Now, I don't know if this is enterly correct, sincerely I think is not, but I'm stuck; a friend told me that it was easier to use that continuous functions send open sets to open sets, but I don't know how to use that for this problem.
 A: For metric spaces $T$, $O \subseteq T$ is open if for all $x \in O$, there exists an $\epsilon$ such that $B_T(x, \epsilon) \subseteq U$. 
Now let $X$ and $Y$ be as in your question. Note that for all $\epsilon$ and $x \in Y$, $B_Y(x, \epsilon) = B_X(x, \epsilon) \cap Y$ since the metric on $Y$ is the just the metric on $X$ restricted to $Y$. 
So let $U$ be open in $X$. Let $x \in U \cap Y$. In particular $x \in U$. So since $U$ is open in $X$, there is an $\epsilon$ such that $B_X(x, \epsilon) \subset U$. Then $B_Y(x, \epsilon) = B_x(x,\epsilon) \cap Y \subseteq U \cap Y$. Hence it has been shown that for all $x \in U \cap Y$, there is an $\epsilon$ such that $B_Y(x, \epsilon) \subset U \cap Y$. So $U \cap Y$ is open in $Y$. 

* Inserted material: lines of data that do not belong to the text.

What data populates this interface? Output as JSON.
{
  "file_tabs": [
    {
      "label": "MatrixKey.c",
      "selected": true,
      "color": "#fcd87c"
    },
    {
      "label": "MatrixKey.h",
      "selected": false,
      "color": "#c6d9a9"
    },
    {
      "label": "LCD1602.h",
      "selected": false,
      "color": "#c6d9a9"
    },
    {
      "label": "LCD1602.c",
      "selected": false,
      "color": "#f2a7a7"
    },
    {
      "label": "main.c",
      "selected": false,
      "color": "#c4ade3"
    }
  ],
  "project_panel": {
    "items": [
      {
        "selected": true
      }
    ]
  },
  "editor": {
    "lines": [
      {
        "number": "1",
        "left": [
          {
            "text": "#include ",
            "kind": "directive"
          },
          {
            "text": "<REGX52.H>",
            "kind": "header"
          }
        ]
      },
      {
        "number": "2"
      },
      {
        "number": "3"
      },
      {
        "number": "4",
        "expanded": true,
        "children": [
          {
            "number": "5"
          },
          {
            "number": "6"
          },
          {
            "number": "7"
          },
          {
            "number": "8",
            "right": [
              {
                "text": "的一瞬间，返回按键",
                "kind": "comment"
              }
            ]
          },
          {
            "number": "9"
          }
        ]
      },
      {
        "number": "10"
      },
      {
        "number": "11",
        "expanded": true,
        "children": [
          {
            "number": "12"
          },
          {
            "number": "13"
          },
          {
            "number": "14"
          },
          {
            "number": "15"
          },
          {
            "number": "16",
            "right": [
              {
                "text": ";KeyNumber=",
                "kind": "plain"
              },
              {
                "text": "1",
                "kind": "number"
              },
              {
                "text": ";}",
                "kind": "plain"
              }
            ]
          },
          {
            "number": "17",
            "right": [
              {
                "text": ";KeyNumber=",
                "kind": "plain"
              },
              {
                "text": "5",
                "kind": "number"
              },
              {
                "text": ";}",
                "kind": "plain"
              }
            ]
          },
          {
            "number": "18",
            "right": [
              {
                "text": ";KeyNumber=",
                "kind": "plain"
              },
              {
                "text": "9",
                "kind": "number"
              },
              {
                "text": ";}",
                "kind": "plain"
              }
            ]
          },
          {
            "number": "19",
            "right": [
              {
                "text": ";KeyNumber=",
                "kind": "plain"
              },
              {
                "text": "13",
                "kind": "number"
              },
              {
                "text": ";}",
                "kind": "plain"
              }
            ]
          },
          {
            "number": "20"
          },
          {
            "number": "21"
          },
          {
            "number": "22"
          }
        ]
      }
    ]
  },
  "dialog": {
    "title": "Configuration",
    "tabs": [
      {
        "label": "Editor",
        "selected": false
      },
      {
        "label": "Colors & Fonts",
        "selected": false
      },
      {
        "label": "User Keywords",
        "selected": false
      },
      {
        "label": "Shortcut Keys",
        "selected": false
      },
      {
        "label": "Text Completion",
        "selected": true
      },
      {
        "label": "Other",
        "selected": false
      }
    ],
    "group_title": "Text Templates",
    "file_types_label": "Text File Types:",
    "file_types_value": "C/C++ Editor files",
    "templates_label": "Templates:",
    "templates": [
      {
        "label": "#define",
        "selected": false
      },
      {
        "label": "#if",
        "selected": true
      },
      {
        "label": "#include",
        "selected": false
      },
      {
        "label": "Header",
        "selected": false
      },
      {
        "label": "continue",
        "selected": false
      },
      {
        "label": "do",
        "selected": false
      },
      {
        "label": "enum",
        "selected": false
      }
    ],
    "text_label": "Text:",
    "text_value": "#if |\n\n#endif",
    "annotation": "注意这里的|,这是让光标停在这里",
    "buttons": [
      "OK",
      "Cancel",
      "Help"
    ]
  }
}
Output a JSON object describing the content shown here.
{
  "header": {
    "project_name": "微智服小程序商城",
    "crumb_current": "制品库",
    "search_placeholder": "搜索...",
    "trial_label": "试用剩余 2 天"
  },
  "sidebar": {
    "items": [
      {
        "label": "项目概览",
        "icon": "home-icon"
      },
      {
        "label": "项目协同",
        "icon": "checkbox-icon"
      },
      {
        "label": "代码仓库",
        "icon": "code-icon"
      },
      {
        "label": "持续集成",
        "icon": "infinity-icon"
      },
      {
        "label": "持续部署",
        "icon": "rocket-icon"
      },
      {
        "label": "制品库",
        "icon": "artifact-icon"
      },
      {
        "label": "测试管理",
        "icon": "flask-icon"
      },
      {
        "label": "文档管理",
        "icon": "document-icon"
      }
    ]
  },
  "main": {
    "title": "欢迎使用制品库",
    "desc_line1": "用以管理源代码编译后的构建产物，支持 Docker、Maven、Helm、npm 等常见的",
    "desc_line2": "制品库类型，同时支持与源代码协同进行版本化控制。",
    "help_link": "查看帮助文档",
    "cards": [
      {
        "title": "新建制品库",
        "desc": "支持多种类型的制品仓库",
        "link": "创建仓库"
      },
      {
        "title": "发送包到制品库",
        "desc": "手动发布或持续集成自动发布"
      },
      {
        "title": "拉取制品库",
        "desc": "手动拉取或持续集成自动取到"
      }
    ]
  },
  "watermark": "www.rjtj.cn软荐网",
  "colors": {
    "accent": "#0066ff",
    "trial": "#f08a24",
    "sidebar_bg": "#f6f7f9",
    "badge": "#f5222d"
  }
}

If you are familiar with point set topology: This amounts to saying the induced metric topology on $Y$ is the subspace topology induced by the metric topology on $X$. 
A: Y is open, U is open, so their intersection is open.
It is not true, btw, that continuous functions send open sets into open sets.  Consider f(x) = x^2 on (-1,1).
It is true that if f is continuous, then f(X) open implies X open.  In a metric space, this is equivalent to the usual epsilon-delta definition.